Watch this to appreciate Indirect Commands (and why some teachers are nicer than others)
When I was at school my least favorite teacher, the dreaded Signor Rossi, would bark his orders for the completion of the homework task: “do it by Tuesday!”.
My Maths teacher, the fantastic Signora Bianchi, would be softer and gentler in her tone: “I would like you to complete it by Tuesday”.
Both statements convey the same amount of information and the same sense of urgency. But Signor Rossi’s tone made us hate the task and resent him and his subject. As I look back, I think he was pretty rude.
Signora Bianchi provided a conciliatory tone, leaving the door open for possible adjustments. It is no wonder we all liked her more.
Her approach is what we might call an indirect command: a statement where a request is clearly conveyed, although indirectly.
Let’s see if it works on you: “I would like you to listen carefully as I unpack indirect commands in Latin”.
This is ThinkFour.
The following sentence, “Milites, impetum in hostes facite!” is a direct command and means “soldiers, launch an attack against the enemies!”.
If we wished to turn this statement into an indirect command, that would be:
Caesar imperavit ut milites impetum in hostes facerent.
As we can see, I had to alter the sentence significantly to make it an independent command.
First, I had to add some information (Caesar imperavit, which means “Caesar ordered”).
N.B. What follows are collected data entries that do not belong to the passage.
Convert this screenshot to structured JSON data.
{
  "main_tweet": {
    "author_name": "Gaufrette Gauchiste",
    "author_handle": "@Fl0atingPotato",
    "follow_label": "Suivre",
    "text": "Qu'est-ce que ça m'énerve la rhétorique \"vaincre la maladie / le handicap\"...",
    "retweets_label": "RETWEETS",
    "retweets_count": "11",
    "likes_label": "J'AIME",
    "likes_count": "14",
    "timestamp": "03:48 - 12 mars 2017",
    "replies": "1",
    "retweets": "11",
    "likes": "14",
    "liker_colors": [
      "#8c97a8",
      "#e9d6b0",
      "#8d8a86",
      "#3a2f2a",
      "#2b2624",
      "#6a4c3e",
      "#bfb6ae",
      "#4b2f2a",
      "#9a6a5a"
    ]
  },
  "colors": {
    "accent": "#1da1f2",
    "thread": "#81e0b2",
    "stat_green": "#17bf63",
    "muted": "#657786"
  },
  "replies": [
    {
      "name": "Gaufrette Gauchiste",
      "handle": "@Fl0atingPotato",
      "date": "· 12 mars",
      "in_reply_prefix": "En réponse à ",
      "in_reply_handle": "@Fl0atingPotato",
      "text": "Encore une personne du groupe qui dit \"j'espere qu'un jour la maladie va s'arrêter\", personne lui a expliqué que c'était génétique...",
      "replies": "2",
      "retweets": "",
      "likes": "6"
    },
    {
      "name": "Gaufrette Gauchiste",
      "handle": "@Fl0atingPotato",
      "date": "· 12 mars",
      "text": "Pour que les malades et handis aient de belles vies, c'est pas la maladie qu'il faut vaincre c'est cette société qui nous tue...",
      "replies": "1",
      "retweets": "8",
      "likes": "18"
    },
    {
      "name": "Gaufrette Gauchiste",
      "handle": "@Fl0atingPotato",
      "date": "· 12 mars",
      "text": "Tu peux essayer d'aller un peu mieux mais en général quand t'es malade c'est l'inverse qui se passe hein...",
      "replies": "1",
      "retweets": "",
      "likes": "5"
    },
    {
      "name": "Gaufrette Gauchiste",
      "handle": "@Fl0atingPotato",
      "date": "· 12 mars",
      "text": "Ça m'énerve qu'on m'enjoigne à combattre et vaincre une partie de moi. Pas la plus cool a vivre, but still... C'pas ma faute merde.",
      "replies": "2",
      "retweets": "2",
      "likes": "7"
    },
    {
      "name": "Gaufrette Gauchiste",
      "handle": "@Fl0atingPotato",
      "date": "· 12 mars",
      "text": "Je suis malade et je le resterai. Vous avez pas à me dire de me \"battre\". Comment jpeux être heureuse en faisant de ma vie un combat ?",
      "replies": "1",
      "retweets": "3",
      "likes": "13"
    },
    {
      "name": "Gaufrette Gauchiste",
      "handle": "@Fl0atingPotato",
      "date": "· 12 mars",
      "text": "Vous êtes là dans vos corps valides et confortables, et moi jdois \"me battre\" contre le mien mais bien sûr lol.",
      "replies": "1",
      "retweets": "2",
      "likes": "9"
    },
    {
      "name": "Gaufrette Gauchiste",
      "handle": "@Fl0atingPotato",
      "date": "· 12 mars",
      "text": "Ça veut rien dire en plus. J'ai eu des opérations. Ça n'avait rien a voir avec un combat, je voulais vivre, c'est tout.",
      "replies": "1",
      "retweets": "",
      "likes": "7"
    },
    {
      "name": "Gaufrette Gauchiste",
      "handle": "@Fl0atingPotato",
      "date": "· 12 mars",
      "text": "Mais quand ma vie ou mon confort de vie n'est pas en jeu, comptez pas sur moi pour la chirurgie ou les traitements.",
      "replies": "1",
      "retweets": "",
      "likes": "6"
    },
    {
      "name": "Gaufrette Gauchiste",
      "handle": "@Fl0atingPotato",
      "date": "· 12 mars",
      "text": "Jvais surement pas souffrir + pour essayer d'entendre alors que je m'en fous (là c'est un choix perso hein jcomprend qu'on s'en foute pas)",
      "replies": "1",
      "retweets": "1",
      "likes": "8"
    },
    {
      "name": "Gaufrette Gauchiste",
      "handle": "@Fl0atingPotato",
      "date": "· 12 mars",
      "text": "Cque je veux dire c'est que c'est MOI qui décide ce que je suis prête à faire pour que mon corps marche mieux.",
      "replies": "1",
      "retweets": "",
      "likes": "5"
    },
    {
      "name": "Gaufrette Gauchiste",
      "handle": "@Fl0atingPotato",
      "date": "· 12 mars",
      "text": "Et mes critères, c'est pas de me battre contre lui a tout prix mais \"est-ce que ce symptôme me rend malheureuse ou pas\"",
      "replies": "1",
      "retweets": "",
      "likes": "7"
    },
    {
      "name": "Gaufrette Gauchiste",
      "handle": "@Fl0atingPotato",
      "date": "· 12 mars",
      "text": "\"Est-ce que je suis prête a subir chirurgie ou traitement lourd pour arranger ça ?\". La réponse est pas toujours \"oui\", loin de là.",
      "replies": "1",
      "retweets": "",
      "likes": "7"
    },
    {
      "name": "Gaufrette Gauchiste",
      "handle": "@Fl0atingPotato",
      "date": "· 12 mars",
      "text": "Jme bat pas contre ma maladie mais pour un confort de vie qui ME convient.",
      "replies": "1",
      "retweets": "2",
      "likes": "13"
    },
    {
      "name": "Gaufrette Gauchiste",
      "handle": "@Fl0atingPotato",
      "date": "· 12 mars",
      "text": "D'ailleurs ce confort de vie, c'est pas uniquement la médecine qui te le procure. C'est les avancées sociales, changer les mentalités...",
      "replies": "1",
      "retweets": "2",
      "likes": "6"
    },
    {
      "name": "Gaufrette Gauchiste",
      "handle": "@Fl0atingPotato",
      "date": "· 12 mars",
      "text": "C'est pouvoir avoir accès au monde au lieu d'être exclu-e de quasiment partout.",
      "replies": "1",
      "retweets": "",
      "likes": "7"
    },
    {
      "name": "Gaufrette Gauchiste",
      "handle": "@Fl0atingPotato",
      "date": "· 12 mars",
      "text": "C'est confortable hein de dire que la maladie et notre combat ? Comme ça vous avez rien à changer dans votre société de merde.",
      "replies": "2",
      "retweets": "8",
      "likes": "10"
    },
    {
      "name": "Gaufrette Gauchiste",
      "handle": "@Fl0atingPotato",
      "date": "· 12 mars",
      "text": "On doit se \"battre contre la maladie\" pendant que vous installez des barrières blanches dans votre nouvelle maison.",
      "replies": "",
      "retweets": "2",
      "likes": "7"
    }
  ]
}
Then, I introduced the conjunction –ut and changed the original imperative (facite) into an imperfect subjunctive (facerent).
The indirect command, in Latin, always presents the same construction:
the conjunction –ut followed by a subjunctive.
Unlike the purpose clause, however, the indirect command is introduced by verbs such as “to order”, “command”, “request” or “impose”.
For this reason, two relatively similar sentences might well need to be translated quite differently.
Let’s analyse this example:
Caesar Aegyptum lustravit ut Cleopatra ad se perveniret.
Here, we have a clear example of the ut + subjunctive construction. So, one might assume that this is an indirect command.
Yet, does our Caesar impose or require anything of Cleopatra? No, he does not.
Therefore, we will translate this sentence as a purpose clause: “Caesar visited Egypt so that Cleopatra might come to him”.
What about this other example:
Caesar iussit ut Cleopatra ad se perveniret.
Again, ut + subjunctive. But how do we translate this? Is this a purpose clause or an indirect command?
Here, we do have a command verb (iussit). Thus, we will need to translate the sentence as an indirect command:
“Caesar ordered Cleopatra to come to him”
I think the pupils I teach would agree that the indirect command is a useful linguistic device, and one that they would prefer me to use when setting homework.
Unlike the dreaded Signor Rossi, I am very keen to continue using indirect commands in class... of course, as long as my pupils submit their assignments in time!
This was thinkfour; thanks for watching.